La sonde va tomber sans freinage sur le sol. Nous avons longuement discuté une éventuelle manœuvre de freinage. Le team responsable de la caméra qui se trouve à bord de la sonde voulait absolument que la sonde soit freinée dans sa chute, dans le but d’augmenter les chances d’obtenir une ultime image. Dans ce cas de figure, une pluie de carburant – de l’hydrazine – se serait abattue sur nos instruments et aurait rendu toute mesure impossible. Nous avons gagné : Rosetta va atteindre la surface de la comète avec une vitesse de 90 centimètres par seconde au lieu de 60 centimètres par seconde.

Quels résultats attendez-vous?
Nous pourrons établir un magnifique profil de l’atmosphère de la comète, la coma, en mesurant la densité, la vitesse et la composition des gaz. Nous commencerons à une distance de 19 kilomètres de la comète et nous rapprocherons de sa surface. Se faisant, nous atteindrons une région, dans laquelle les gaz sont accélérés et, tout à la fin, nous pénétrerons dans une couche, dans laquelle les collisions des molécules entre elles jouent un rôle. Ceci n’a encore jamais été fait! Ces résultats sont intéressants pour les chercheurs qui réalisent des modèles de la coma.

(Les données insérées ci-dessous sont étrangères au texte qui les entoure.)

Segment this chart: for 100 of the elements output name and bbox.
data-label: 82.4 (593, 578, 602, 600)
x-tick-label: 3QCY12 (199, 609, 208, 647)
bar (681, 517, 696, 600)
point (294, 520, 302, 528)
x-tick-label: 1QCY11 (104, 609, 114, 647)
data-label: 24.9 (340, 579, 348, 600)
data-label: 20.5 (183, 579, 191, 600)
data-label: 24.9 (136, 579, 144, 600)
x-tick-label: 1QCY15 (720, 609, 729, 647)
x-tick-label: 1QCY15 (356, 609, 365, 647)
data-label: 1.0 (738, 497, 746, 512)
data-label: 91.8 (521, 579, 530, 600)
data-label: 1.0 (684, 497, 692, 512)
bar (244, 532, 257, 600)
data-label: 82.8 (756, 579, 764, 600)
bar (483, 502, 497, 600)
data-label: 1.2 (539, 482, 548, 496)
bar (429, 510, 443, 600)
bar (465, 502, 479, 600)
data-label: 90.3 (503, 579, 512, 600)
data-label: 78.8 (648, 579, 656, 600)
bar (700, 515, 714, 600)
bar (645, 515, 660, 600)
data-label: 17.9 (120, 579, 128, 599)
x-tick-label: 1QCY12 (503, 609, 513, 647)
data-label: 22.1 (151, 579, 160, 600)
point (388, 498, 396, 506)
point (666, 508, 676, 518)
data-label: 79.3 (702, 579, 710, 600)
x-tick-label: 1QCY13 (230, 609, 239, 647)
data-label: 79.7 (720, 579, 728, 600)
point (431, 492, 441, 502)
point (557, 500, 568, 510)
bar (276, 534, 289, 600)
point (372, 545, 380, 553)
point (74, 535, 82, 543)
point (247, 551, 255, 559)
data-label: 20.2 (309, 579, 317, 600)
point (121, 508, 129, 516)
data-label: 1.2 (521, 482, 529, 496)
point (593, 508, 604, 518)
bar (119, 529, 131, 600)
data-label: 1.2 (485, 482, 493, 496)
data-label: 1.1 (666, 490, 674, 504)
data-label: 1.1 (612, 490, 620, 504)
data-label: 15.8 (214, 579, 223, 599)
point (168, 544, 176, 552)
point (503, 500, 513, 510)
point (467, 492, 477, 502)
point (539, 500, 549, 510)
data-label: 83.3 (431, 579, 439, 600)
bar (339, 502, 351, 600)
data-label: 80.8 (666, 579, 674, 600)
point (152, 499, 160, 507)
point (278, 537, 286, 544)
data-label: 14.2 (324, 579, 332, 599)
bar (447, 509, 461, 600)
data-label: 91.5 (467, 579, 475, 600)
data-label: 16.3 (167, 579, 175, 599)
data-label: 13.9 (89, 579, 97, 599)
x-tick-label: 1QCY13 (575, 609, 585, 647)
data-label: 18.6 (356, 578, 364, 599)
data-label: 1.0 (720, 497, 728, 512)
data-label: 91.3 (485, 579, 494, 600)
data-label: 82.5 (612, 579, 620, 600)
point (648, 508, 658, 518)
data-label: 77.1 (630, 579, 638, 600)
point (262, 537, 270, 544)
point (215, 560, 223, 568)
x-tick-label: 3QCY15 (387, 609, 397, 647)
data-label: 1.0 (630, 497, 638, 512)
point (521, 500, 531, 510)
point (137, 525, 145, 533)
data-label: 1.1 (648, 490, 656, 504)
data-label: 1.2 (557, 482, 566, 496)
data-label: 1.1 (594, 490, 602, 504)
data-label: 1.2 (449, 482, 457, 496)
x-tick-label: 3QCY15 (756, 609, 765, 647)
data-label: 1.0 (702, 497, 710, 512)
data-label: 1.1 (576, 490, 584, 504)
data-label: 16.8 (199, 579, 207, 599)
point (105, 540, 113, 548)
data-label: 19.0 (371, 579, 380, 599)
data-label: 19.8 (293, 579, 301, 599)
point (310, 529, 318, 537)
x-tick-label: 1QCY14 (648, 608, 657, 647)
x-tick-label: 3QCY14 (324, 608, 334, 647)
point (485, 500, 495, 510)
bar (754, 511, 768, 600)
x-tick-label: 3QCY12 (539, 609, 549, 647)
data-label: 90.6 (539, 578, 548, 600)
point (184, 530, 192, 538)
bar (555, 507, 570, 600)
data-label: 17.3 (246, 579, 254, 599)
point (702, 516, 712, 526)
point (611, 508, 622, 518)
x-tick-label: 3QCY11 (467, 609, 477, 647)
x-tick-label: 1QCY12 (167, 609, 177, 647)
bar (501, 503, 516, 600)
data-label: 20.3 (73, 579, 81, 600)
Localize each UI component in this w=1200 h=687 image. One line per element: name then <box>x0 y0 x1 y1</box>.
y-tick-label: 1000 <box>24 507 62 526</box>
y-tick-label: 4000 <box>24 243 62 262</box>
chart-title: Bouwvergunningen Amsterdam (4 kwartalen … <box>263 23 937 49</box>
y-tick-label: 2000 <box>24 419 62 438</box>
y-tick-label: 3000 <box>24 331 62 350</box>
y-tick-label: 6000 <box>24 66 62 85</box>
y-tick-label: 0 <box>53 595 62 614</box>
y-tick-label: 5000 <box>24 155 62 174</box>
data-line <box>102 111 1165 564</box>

Qu’avez-vous découvert jusqu’à présent avec ROSINA?
Actuellement, nous avons déjà trouvé 60 molécules différentes dans la coma de la comète. Et il y en a encore, nous ne sommes pas au bout des découvertes. Une des plus importantes est l’eau lourde. En l’analysant, nous avons pu démontrer que l’eau qui se trouve sur notre Terre ne provient pas uniquement de comètes. Ceci a clos une longue discussion. À présent, on suppose que l’eau terrestre provient peut-être des origines de la Terre elle-même.
Par contre, nos mesures démontrent que des comètes pourraient avoir amené le gaz rare Argon sur la Terre. Et en ce qui concerne le gaz rare Xenon, nous avons peut-être trouvé sa forme originale. Celle-ci avait déjà été postulée en 1974, mais n’avais pas encore été découverte.
Une grande importance revient aussi aux molécules organiques, dont nous avons prouvé l’existence, y compris des acides aminés. Nous avons découvert que la comète recèle de nombreuses molécules, considérées jusqu’à présent comme bio-indicateurs – mais il n’y a évidemment pas de vie sur la comète.

Que désigneriez-vous, globalement, comme l’un des principaux résultats de la mission Rosetta?
On a découvert que, dans le Système solaire, ou tout au moins chez les comètes, tout s’était passé plus calmement que les modèles le décrivaient jusqu’à présent. Même les plus petits composants des comètes sont des agrégats peu denses. S’ils étaient entrés en collision avec autre chose, ils seraient beaucoup plus compacts. La comète Chury se compose à 75 pourcent de «rien », ceci signifiant qu’elle est très poreuse. Cela exclut toute collision violente. Ce qui démontre aussi que la comète n’était pas une partie d’un objet de plus grande taille qui se serait fractionné, suite à une collision. Car on ne voit aucun indice qui donnerait à penser que la comète se soit réchauffée à un moment ou à un autre.

Vous avez atteint l’âge de la retraite. Allez-vous quand-même continuer de faire de la recherche ?
Je continuerai de soutenir notre groupe avec mes connaissances. L’exploitation des données de ROSINA prendra encore dix ans. L’instrument est fantastique, bien meilleur que nous le pensions. Mais c’est aussi une sale bête. Il faut connaître de nombreux petits détails.
Je ne travaillerai plus à plein temps. Mon mari est à la retraite depuis une année. Il se réjouit que nous puissions entreprendre plus de choses ensemble.